FSP, Editoriais, p. A2
02 de Set de 2014

Cinzas do planejamento

No final dos anos 1990, quando o governo apresentou o plano Avança Brasil, ambientalistas ficaram alarmados com seu potencial para induzir desmatamento na Amazônia. Milhares de quilômetros quadrados de floresta pereceriam com a pavimentação de corredores de exportação, como a BR-163 (Cuiabá-Santarém).
No início do século 21, as taxas de desmatamento de fato subiram depressa, mas em 2003 o movimento socioambiental viu uma representante, Marina Silva, assumir o Ministério do Meio Ambiente (MMA). A questão da sustentabilidade chegava ao coração do governo federal, acreditou-se então.
Tendo saltado de 18 mil km2 em 2001 para 27 mil km2 em 2004, a cifra da devastação passou a encolher nos anos seguintes até pouco abaixo de 5.000 km2 em 2012, o menor patamar registrado desde 1988 --ainda assim, o equivalente a três municípios de São Paulo.
A rodovia Cuiabá-Santarém se tornou um exemplo tanto de ocupação predatória como da tentativa de discipliná-la. Várias organizações governamentais e não governamentais se engajaram na elaboração do "BR-163 Sustentável", plano lançado em 2006.
Criaram-se unidades de conservação; dificultou-se o crédito a produtores rurais de municípios campeões em desmatamento; anunciaram-se ordenamento territorial e regularização fundiária. O asfaltamento do trecho paraense da estrada se tornaria realidade em breve, como todos queriam, sem incentivar mais destruição.

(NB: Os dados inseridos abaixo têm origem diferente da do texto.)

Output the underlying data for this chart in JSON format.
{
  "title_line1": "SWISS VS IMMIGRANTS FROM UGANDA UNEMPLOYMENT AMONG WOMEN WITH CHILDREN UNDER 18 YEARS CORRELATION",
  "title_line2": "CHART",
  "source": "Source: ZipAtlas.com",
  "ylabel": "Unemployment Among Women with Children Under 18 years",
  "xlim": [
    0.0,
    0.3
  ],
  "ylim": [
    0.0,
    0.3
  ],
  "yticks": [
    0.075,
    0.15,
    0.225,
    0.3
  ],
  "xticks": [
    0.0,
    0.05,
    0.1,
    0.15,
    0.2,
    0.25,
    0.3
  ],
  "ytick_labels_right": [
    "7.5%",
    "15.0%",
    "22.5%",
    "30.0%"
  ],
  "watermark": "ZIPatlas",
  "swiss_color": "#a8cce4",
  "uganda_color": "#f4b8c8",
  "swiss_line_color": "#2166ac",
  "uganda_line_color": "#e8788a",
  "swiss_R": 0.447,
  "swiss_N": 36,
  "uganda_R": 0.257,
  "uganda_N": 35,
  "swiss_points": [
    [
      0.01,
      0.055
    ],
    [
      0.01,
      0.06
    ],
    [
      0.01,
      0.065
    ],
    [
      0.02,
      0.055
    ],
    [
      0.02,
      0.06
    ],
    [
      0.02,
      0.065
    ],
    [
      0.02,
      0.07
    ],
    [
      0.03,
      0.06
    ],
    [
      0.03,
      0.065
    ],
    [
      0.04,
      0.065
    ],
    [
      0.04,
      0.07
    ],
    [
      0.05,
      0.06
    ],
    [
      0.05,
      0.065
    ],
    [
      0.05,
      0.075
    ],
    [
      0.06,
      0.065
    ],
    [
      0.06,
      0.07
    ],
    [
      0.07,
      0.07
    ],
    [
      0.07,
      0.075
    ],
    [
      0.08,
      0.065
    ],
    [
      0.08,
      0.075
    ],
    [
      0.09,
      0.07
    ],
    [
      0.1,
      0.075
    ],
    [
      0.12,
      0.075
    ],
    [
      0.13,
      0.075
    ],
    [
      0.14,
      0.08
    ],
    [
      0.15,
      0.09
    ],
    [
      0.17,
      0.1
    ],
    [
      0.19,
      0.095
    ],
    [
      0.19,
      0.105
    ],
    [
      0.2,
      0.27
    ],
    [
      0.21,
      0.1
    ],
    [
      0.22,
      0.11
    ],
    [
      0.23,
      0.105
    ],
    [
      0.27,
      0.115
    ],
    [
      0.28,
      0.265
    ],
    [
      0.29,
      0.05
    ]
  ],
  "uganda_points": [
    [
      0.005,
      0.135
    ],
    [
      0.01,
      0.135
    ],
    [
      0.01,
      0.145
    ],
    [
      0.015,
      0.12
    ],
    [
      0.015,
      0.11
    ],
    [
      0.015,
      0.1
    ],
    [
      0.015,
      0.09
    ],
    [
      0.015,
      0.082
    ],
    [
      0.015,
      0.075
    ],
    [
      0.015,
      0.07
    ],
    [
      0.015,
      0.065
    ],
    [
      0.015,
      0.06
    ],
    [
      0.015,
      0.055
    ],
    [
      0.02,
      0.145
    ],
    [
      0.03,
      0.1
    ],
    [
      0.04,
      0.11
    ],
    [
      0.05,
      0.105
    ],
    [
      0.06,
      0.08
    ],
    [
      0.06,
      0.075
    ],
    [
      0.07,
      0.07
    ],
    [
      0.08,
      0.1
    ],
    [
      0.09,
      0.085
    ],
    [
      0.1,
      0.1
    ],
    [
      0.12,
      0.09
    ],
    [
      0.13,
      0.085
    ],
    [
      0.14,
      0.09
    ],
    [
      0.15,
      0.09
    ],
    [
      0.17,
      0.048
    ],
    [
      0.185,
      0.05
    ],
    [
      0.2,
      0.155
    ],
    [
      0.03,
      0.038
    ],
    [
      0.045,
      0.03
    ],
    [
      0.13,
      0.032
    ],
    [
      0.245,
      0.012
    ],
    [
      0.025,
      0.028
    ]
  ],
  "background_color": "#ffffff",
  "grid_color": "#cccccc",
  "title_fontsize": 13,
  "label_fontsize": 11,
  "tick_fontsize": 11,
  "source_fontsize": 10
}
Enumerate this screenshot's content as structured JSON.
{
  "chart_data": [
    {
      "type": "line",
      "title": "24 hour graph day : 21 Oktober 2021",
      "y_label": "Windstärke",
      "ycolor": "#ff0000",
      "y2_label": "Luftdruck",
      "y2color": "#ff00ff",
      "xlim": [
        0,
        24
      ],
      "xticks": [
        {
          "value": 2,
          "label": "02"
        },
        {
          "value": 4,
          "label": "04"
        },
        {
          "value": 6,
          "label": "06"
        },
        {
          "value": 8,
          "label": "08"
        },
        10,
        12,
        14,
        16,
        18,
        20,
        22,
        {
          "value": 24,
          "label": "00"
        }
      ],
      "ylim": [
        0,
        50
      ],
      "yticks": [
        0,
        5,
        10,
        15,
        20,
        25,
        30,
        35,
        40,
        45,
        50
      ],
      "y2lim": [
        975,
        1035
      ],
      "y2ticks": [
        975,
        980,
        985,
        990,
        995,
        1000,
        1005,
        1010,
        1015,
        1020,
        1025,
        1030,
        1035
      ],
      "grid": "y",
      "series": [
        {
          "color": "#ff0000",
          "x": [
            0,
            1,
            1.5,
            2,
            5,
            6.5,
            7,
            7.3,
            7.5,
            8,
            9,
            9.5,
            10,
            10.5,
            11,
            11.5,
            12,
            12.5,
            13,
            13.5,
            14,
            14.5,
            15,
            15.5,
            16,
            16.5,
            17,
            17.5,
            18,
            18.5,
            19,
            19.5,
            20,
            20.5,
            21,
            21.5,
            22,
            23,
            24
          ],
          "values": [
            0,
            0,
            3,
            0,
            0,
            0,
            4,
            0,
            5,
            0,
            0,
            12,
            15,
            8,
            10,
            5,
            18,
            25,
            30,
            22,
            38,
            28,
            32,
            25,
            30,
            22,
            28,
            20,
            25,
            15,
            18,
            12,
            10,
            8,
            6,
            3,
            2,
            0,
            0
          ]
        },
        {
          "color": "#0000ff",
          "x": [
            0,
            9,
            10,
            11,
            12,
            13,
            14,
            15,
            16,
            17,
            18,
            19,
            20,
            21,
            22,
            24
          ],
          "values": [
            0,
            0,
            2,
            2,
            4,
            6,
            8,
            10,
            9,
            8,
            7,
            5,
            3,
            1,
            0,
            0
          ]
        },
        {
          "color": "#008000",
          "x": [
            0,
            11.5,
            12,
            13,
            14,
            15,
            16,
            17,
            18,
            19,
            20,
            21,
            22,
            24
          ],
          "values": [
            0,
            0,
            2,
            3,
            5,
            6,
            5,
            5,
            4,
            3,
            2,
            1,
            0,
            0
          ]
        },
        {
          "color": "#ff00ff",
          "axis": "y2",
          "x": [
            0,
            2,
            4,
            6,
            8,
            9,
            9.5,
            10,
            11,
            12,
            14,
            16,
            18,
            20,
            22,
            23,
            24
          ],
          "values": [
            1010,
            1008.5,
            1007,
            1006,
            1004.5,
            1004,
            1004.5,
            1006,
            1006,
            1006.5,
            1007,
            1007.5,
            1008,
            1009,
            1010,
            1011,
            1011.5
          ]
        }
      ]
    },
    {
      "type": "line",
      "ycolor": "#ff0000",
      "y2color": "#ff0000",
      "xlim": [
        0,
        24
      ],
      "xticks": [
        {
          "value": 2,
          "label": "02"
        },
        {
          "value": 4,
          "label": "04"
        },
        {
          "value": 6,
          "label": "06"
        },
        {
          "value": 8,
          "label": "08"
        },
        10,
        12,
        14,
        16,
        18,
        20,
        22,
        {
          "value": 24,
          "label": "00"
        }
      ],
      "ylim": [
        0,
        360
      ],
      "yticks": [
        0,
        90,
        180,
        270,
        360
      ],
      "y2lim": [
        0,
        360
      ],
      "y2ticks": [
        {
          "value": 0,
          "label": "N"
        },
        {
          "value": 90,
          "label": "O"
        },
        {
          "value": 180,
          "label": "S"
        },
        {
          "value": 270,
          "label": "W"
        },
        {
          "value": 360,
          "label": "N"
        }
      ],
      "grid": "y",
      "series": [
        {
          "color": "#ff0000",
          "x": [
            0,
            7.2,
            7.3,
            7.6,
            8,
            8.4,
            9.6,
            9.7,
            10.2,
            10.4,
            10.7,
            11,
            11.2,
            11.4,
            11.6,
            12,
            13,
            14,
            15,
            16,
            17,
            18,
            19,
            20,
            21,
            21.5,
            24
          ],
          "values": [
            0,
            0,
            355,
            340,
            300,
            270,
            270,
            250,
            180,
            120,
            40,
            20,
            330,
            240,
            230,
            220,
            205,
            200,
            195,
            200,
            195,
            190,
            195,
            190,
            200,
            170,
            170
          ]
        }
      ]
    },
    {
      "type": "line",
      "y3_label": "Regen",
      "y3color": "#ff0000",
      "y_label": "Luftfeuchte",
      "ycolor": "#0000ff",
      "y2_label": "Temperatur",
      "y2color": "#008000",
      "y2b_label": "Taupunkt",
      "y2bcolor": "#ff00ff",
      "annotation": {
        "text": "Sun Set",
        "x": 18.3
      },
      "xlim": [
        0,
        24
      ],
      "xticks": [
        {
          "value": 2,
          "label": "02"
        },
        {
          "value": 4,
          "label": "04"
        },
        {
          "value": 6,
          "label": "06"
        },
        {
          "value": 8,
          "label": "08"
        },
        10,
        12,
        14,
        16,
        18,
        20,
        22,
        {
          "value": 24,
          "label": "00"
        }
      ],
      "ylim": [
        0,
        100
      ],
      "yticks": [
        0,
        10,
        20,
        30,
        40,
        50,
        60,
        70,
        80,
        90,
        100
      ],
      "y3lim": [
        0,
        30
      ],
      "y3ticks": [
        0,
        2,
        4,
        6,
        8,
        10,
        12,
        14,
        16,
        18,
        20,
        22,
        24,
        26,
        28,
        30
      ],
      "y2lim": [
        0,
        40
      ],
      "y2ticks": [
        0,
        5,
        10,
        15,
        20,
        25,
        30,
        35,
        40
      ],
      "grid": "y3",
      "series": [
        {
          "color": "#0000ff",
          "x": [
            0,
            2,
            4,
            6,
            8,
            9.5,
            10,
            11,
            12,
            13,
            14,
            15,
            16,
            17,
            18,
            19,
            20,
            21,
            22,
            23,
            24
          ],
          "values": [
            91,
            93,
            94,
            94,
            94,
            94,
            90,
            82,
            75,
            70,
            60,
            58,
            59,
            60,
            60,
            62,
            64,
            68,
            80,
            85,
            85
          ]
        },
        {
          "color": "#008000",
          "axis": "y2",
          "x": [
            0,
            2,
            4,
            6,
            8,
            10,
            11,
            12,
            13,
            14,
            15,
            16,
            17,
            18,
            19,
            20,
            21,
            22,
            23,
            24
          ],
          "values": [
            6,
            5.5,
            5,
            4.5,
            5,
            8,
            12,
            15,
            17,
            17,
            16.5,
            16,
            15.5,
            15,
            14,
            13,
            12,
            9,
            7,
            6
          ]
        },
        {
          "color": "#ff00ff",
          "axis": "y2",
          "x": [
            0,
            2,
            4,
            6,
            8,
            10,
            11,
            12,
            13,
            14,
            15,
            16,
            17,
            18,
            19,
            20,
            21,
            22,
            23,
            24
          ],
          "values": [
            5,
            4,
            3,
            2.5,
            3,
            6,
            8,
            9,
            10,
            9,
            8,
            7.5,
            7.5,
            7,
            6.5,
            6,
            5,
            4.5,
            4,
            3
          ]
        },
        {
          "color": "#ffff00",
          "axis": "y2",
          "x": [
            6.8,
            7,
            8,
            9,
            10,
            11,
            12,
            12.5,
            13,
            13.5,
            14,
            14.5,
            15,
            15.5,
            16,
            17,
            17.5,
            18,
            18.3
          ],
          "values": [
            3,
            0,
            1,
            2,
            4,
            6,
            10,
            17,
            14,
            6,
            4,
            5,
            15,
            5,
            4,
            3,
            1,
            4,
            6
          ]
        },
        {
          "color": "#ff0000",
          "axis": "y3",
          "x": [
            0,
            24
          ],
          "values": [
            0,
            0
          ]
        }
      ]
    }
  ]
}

Menos de uma década depois, as promessas ficaram pelo caminho. A parte mais importante delas --legalização das propriedades na região, das pequenas às grandes-- virou fumaça. Novo Progresso (PA), município de madeireiros e pecuaristas visitado pela Folha no final de agosto, teve só 400 de 3.000 terras de produtores agrícolas regularizadas.
É grande a insatisfação com o governo federal. Os conflitos entre posseiros e assentados, de um lado, e fazendeiros e garimpeiros de madeira, de outro, estão de volta, mas todos concordam que somente a solução da questão fundiária pelo Incra poderá desentravar o desenvolvimento da região de maneira legal e sustentável.
Faltou planejamento, sobretudo quanto às temáticas ambientais --uma agenda que agora pode ganhar espaço na pauta eleitoral como consequência da ascensão de Marina Silva (PSB) nas pesquisas de intenção de voto.
Não seria ruim. A BR-163, por exemplo, encurta em 1.000 km o caminho da soja e do milho para o exterior. Se o país não pode abrir mão desse tipo de estrutura, tampouco deveria abandonar preocupações com a sustentabilidade.